Consider: If you have been practicing for any appreciable amount of time, chances are you have already lived through at least one development that, when it occurred, had you actively questioning what the future may hold for you. Maybe it was state-level tort reform legislation that literally changed the rules of class action practice. Maybe it was the passage of the Class Action Fairness Act, giving you an abrupt introduction to the world of federal courts just as you had mastered your state court procedures. Or perhaps it was the issuance of a landmark Supreme Court opinion like AT&T Mobility LLC v. Concepcion, 563 U.S. 333 (2011), or Comcast Corp. v. Behrend, 569 U.S. 27 (2013), or Spokeo, Inc. v. Robins, 136 S. Ct. 1540 (2016), that you instantly knew would have a profound effect on your practice and sent you scrambling to learn all you could about arbitration clauses or damage models or Article III standing, lest you find yourself out in the cold in the brave new world.
Looking back on momentous developments like these, we may have forgotten how significant and disruptive they felt initially. But each time, we instantly recognized that a lot would be different, from the impact on our clients to our litigation strategies to possibly our livelihoods.
And here we are. We are still seeking justice for our clients in consequential disputes involving masses of people. The drama of the big moment when, suddenly, everything was going to be different has long passed, and although we are assuredly doing many things differently, we are still doing them. The sky didn’t fall, the sun kept rising, and we rose to the occasion by adapting.

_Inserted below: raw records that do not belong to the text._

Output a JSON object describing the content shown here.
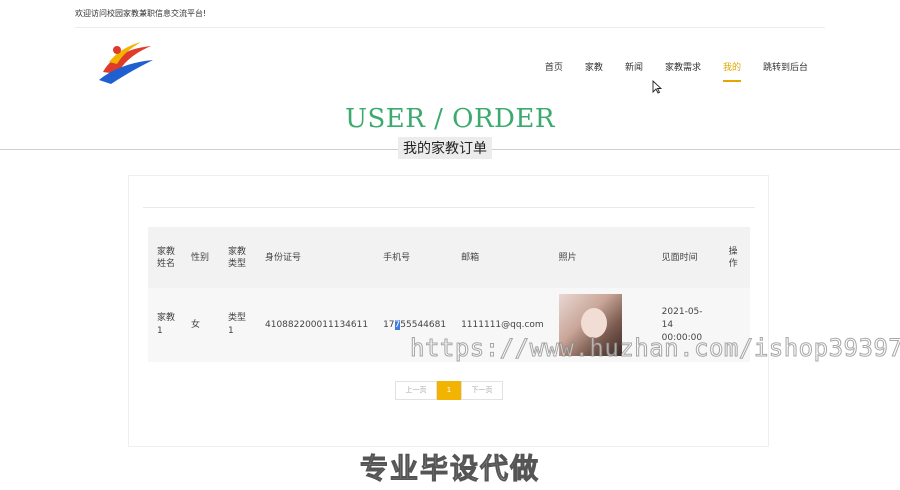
{
  "header": {
    "welcome": "欢迎访问校园家教兼职信息交流平台!"
  },
  "nav": {
    "items": [
      {
        "label": "首页",
        "active": false
      },
      {
        "label": "家教",
        "active": false
      },
      {
        "label": "新闻",
        "active": false
      },
      {
        "label": "家教需求",
        "active": false
      },
      {
        "label": "我的",
        "active": true
      },
      {
        "label": "跳转到后台",
        "active": false
      }
    ]
  },
  "hero": {
    "title": "USER / ORDER",
    "subtitle": "我的家教订单"
  },
  "table": {
    "headers": [
      "家教姓名",
      "性别",
      "家教类型",
      "身份证号",
      "手机号",
      "邮箱",
      "照片",
      "见面时间",
      "操作"
    ],
    "rows": [
      {
        "name": "家教1",
        "gender": "女",
        "type": "类型1",
        "id_number": "410882200011134611",
        "phone_a": "17",
        "phone_b": "7",
        "phone_c": "55544681",
        "email": "1111111@qq.com",
        "meet_time": "2021-05-14 00:00:00",
        "action": ""
      }
    ]
  },
  "pager": {
    "prev": "上一页",
    "current": "1",
    "next": "下一页"
  },
  "watermark": {
    "url": "https://www.huzhan.com/ishop39397",
    "text": "专业毕设代做"
  },
  "colors": {
    "accent": "#e0a800",
    "title_green": "#3aaa6e",
    "page_active": "#f2b400"
  }
}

Maybe the pandemic isn’t fairly comparable. But even though it is not itself any sort of alteration to substantive or procedural law, COVID-19 has drastically impacted many aspects of our practice, and we still don’t know the full extent of the changes it may bring. Some of us may be thriving in the forced isolation of remote home offices, while others may be pining for the more dynamic firm environment. A lot of us may be loving the cost effectiveness and efficiency of depositions and hearings via videoconference, while others may be frustrated by their limitations compared with the live experience. Some of us are even grappling with issues such as to how to properly notify a class of a fairness hearing that may or may not be held virtually. And we are all wondering—at least to some degree—whether and when things will go back to how they were before, or whether some of what COVID hath wrought is, in fact, worth keeping. Which is to say, we are all looking for the best way forward in light of changed circumstances.

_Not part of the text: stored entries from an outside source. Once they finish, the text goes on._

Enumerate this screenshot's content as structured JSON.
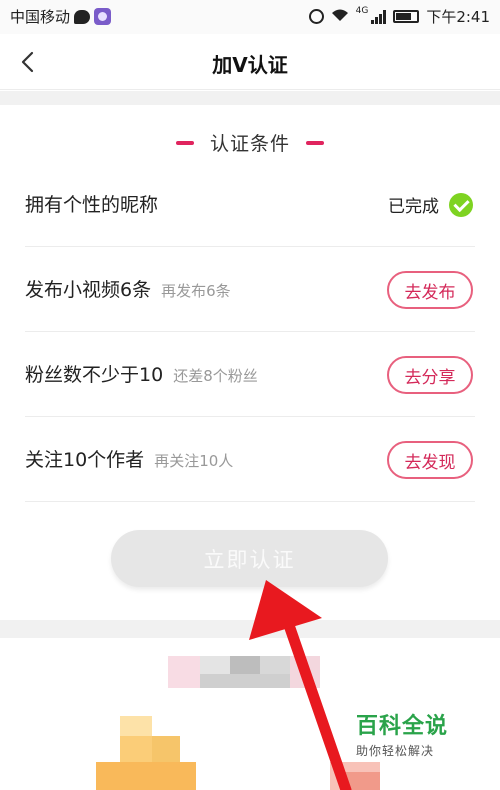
{
  "status_bar": {
    "carrier": "中国移动",
    "network": "4G",
    "time": "下午2:41",
    "icons": [
      "message-icon",
      "app-icon",
      "alarm-icon",
      "wifi-icon",
      "signal-icon",
      "battery-icon"
    ]
  },
  "nav": {
    "title": "加V认证",
    "back_icon": "chevron-left-icon"
  },
  "section": {
    "title": "认证条件"
  },
  "conditions": [
    {
      "label": "拥有个性的昵称",
      "hint": "",
      "status": "已完成",
      "status_icon": "check-circle-icon"
    },
    {
      "label": "发布小视频6条",
      "hint": "再发布6条",
      "action": "去发布"
    },
    {
      "label": "粉丝数不少于10",
      "hint": "还差8个粉丝",
      "action": "去分享"
    },
    {
      "label": "关注10个作者",
      "hint": "再关注10人",
      "action": "去发现"
    }
  ],
  "verify_button": "立即认证",
  "watermark": {
    "title": "百科全说",
    "subtitle": "助你轻松解决"
  },
  "colors": {
    "accent": "#e0245e",
    "success": "#7ed321",
    "arrow": "#e8191f",
    "watermark": "#2aa34a"
  }
}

And, on some level, we have become very accustomed to thinking like this merely by having forged ahead as class action practitioners through immensely consequential changes to our professional world that few other lawyers (or other professionals in general) likely experience—especially with such frequency. That makes now a perfect time to reflect on how past epic changes affected you, what you were most concerned about when they materialized, and—most importantly—how you coped. Those of us who represent class members may recall having to push the limits of our creative thinking to adapt to various unexpected changes in the law, while those who defend class actions may remember the challenges of counseling and guiding clients through a suddenly altered landscape. But, whatever your situation, you absorbed the change—and the older among us have experience doing this every few years.

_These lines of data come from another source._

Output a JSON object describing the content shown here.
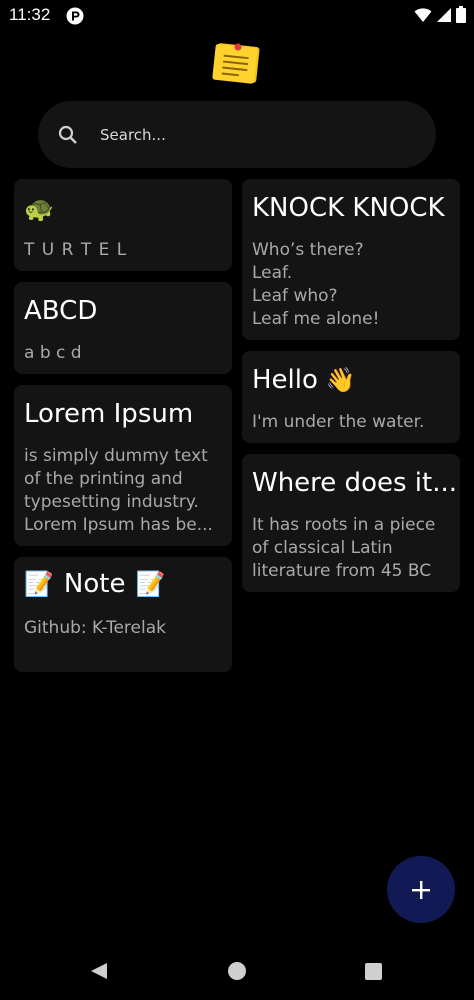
{
  "status_bar": {
    "time": "11:32"
  },
  "search": {
    "placeholder": "Search..."
  },
  "notes": {
    "turtle": {
      "emoji": "🐢",
      "body": "T U R T E L"
    },
    "abcd": {
      "title": "ABCD",
      "body": "a b c d"
    },
    "lorem": {
      "title": "Lorem Ipsum",
      "line1": "is simply dummy text",
      "line2": "of the printing and",
      "line3": "typesetting industry.",
      "line4": "Lorem Ipsum has be..."
    },
    "note": {
      "emoji_left": "📝",
      "title": "Note",
      "emoji_right": "📝",
      "body": "Github: K-Terelak"
    },
    "knock": {
      "title": "KNOCK KNOCK",
      "line1": "Who’s there?",
      "line2": "Leaf.",
      "line3": "Leaf who?",
      "line4": "Leaf me alone!"
    },
    "hello": {
      "title": "Hello",
      "emoji": "👋",
      "body": "I'm under the water."
    },
    "where": {
      "title": "Where does it...",
      "line1": "It has roots in a piece",
      "line2": "of classical Latin",
      "line3": "literature from 45 BC"
    }
  },
  "colors": {
    "background": "#000000",
    "card": "#141414",
    "fab": "#111a55",
    "body_text": "#a9a9a9"
  },
  "icons": {
    "fab": "plus-icon",
    "search": "search-icon",
    "logo": "sticky-note-icon"
  }
}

This is particularly valuable experience, especially for these times. And it has application not only for us as class action practitioners but also for clients, friends, neighbors, family, and anyone we connect with. If we allow ourselves to reflect on the weighty changes in our professional lives we have not only endured but overcome, we will find that we have something valuable to offer others beyond legal advice. For just as this small community of lawyers has shown a special affinity for especially complex litigation, we also have—whether we knew it or not—become accustomed to the kind of upheaval others may never experience in their professional lives. If we think about and embrace these experiences, perhaps we can be important resources to those in our lives who are much less used to waking up to a drastically changed world.
Martin Woodward practices at Stanley Law Group in Dallas, Texas.